Comprehensive audio editing options

Amazon Polly is great for building speech enabled products and applications, where the generated speech has pre-coded requirements. However, content creation use cases like audio books, elearning modules, product demos and video ads are essentially marketing assets with a specific audience in mind.

To stand out in the crowd, consumer content needs to be relevant and engaging. Ensuring that the voice and the content fit together perfectly is a critical component to this success.

Murf offers high quality voices to suit every possible use case as well as comprehensive audio editing options. You can edit the audio for emphasis, pitch, speed and most importantly, pronunciation. You can then sync the edited audio with video or images in Murf itself.

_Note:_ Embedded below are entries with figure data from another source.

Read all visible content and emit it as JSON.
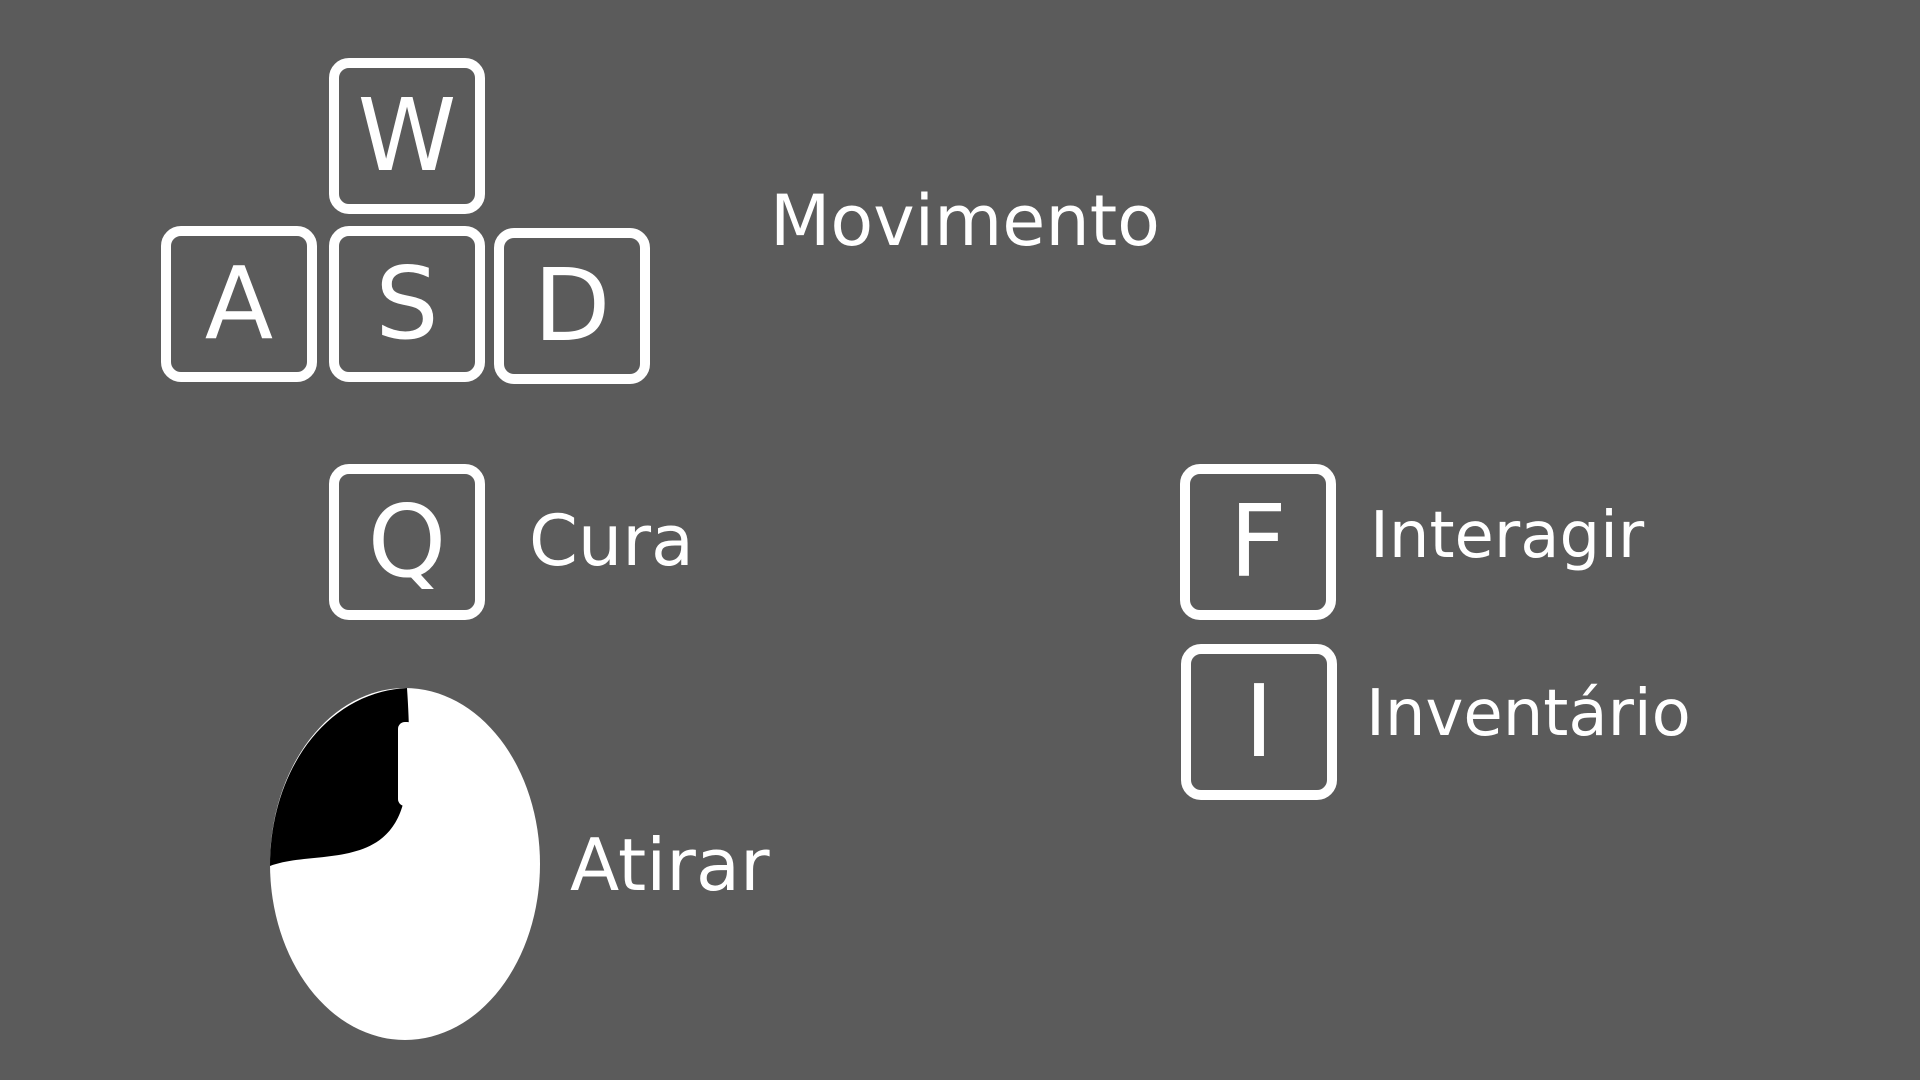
{
  "colors": {
    "background": "#5b5b5b",
    "foreground": "#ffffff",
    "mouse_button_highlight": "#000000"
  },
  "movement": {
    "keys": {
      "up": "W",
      "left": "A",
      "down": "S",
      "right": "D"
    },
    "label": "Movimento"
  },
  "heal": {
    "key": "Q",
    "label": "Cura"
  },
  "interact": {
    "key": "F",
    "label": "Interagir"
  },
  "inventory": {
    "key": "I",
    "label": "Inventário"
  },
  "shoot": {
    "icon": "mouse-left-click-icon",
    "label": "Atirar"
  }
}
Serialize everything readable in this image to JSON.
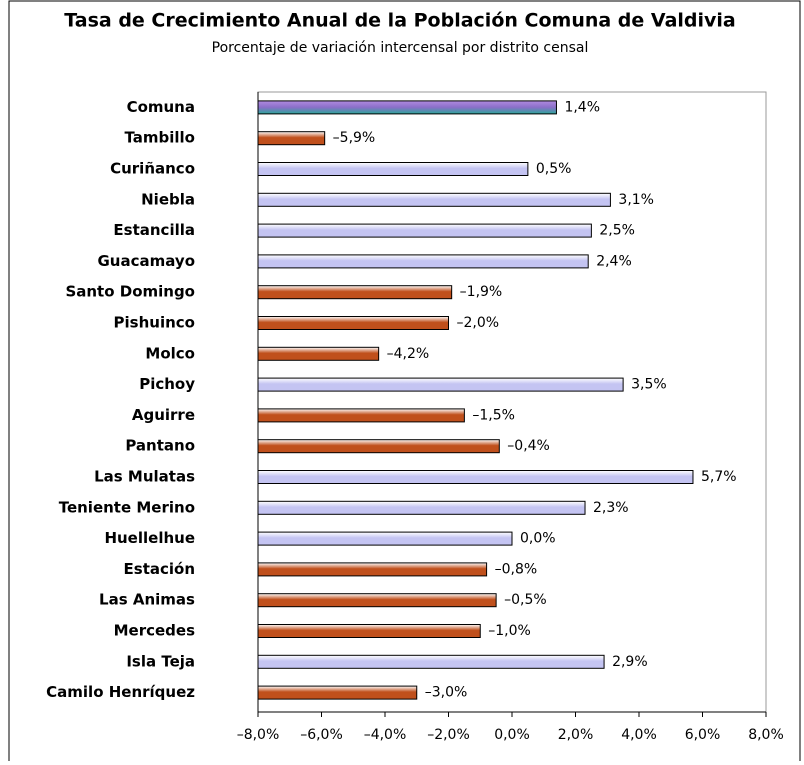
{
  "chart_data": {
    "type": "hbar",
    "title": "Tasa de Crecimiento Anual de la Población Comuna de Valdivia",
    "subtitle": "Porcentaje de variación intercensal por distrito censal",
    "categories": [
      "Comuna",
      "Tambillo",
      "Curiñanco",
      "Niebla",
      "Estancilla",
      "Guacamayo",
      "Santo Domingo",
      "Pishuinco",
      "Molco",
      "Pichoy",
      "Aguirre",
      "Pantano",
      "Las Mulatas",
      "Teniente Merino",
      "Huellelhue",
      "Estación",
      "Las Animas",
      "Mercedes",
      "Isla Teja",
      "Camilo Henríquez"
    ],
    "values": [
      1.4,
      -5.9,
      0.5,
      3.1,
      2.5,
      2.4,
      -1.9,
      -2.0,
      -4.2,
      3.5,
      -1.5,
      -0.4,
      5.7,
      2.3,
      0.0,
      -0.8,
      -0.5,
      -1.0,
      2.9,
      -3.0
    ],
    "value_labels": [
      "1,4%",
      "–5,9%",
      "0,5%",
      "3,1%",
      "2,5%",
      "2,4%",
      "–1,9%",
      "–2,0%",
      "–4,2%",
      "3,5%",
      "–1,5%",
      "–0,4%",
      "5,7%",
      "2,3%",
      "0,0%",
      "–0,8%",
      "–0,5%",
      "–1,0%",
      "2,9%",
      "–3,0%"
    ],
    "colors": [
      "#8a6fc8",
      "#c0501c",
      "#c4c4f2",
      "#c4c4f2",
      "#c4c4f2",
      "#c4c4f2",
      "#c0501c",
      "#c0501c",
      "#c0501c",
      "#c4c4f2",
      "#c0501c",
      "#c0501c",
      "#c4c4f2",
      "#c4c4f2",
      "#c4c4f2",
      "#c0501c",
      "#c0501c",
      "#c0501c",
      "#c4c4f2",
      "#c0501c"
    ],
    "xlim": [
      -8,
      8
    ],
    "xticks": [
      {
        "value": -8,
        "label": "–8,0%"
      },
      {
        "value": -6,
        "label": "–6,0%"
      },
      {
        "value": -4,
        "label": "–4,0%"
      },
      {
        "value": -2,
        "label": "–2,0%"
      },
      {
        "value": 0,
        "label": "0,0%"
      },
      {
        "value": 2,
        "label": "2,0%"
      },
      {
        "value": 4,
        "label": "4,0%"
      },
      {
        "value": 6,
        "label": "6,0%"
      },
      {
        "value": 8,
        "label": "8,0%"
      }
    ]
  }
}
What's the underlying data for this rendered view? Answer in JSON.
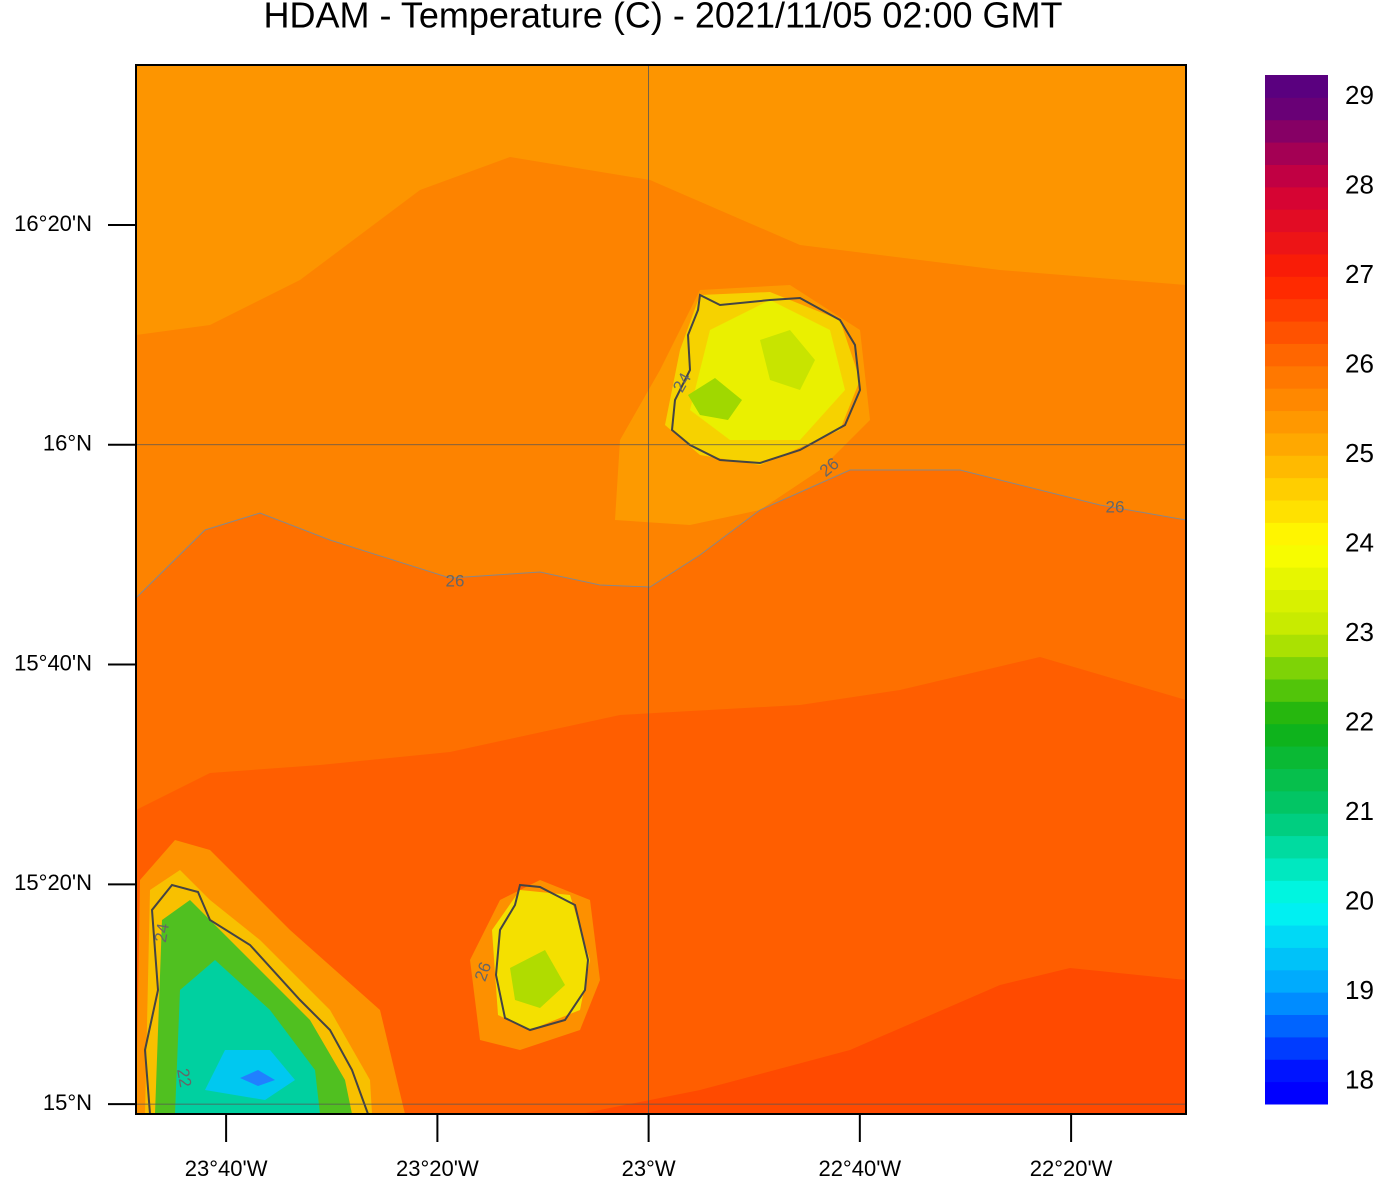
{
  "map": {
    "title": "HDAM - Temperature (C)  -  2021/11/05  02:00 GMT",
    "xlim": [
      -23.8089,
      -22.152
    ],
    "ylim": [
      14.985,
      16.576
    ],
    "xticks": [
      {
        "value": -23.6667,
        "label": "23°40'W"
      },
      {
        "value": -23.3333,
        "label": "23°20'W"
      },
      {
        "value": -23,
        "label": "23°W"
      },
      {
        "value": -22.6667,
        "label": "22°40'W"
      },
      {
        "value": -22.3333,
        "label": "22°20'W"
      }
    ],
    "yticks": [
      {
        "value": 16.3333,
        "label": "16°20'N"
      },
      {
        "value": 16,
        "label": "16°N"
      },
      {
        "value": 15.6667,
        "label": "15°40'N"
      },
      {
        "value": 15.3333,
        "label": "15°20'N"
      },
      {
        "value": 15,
        "label": "15°N"
      }
    ],
    "grid_x": [
      -23
    ],
    "grid_y": [
      16,
      15
    ],
    "contour_labels": [
      "26",
      "26",
      "26",
      "24",
      "24",
      "26",
      "22"
    ],
    "colorbar": {
      "range": [
        17.75,
        29.25
      ],
      "step": 0.25,
      "ticks": [
        18,
        19,
        20,
        21,
        22,
        23,
        24,
        25,
        26,
        27,
        28,
        29
      ],
      "stops": [
        {
          "value": 18,
          "color": "#0000ff"
        },
        {
          "value": 19,
          "color": "#00a0ff"
        },
        {
          "value": 20,
          "color": "#00fbf0"
        },
        {
          "value": 21,
          "color": "#00c870"
        },
        {
          "value": 22,
          "color": "#10b010"
        },
        {
          "value": 23,
          "color": "#c0e800"
        },
        {
          "value": 24,
          "color": "#ffff00"
        },
        {
          "value": 25,
          "color": "#ffb000"
        },
        {
          "value": 26,
          "color": "#ff7000"
        },
        {
          "value": 27,
          "color": "#ff2000"
        },
        {
          "value": 28,
          "color": "#d0003a"
        },
        {
          "value": 29,
          "color": "#5a007f"
        }
      ]
    }
  }
}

Murf also has an add-on for Google Slides, using which you can add realistic voice overs to your presentations.

All-in-one voice maker

Beyond a basic web interface to input the text and get an audio output, Polly relies on APIs for its usage. Murf, on the other hand, is not just another text to speech tool. It is the ultimate toolkit to make voice over videos. You can upload images and videos, add the voices of your choice and sync them together in the feature-rich Studio interface. You can also adjust timings, fade in and fade out music, and move around the audio and video content to your satisfaction.


Amazon Polly text to speech (TTS) is a cloud-based service that converts text into lifelike speech. TTS is driven by a technology that evolves as it handles more data, a process called Deep Learning.

Amazon Polly uses high quality voices tuned for a global audience. For particular sentences, words and sounds, the metadata in the synthesized speech audio stream specifies words and through lexicons and speech marks. Audio stream applications use Amazon Polly's fluid pronunciation in content creation, audio-only assets as well as individual services like real time translation.

However, Polly has some drawbacks. It cannot handle non-standard speech generation requests, works best through APIs and speech to text services are available through a separate application.

Every content creator understands that consumers want relevant, engaging content with a clearly stated benefit. Murf offers 4 features designed to help build perfect voiceovers for every need:

  1. A free trial on email signup.
  2. 120+ studio-quality AI voices across age, gender and accents that can also be filtered by use case.
  3. User-friendly editing interfaces to fine-tune pitch, emphasis, speed and pronunciation of the audio.
  4. A complete voice over maker to create everything from audio books and caller scripts to video ads and elearning modules.

With a powerful, feature-rich web-based platform like Murf, creating global content need not feel out of reach.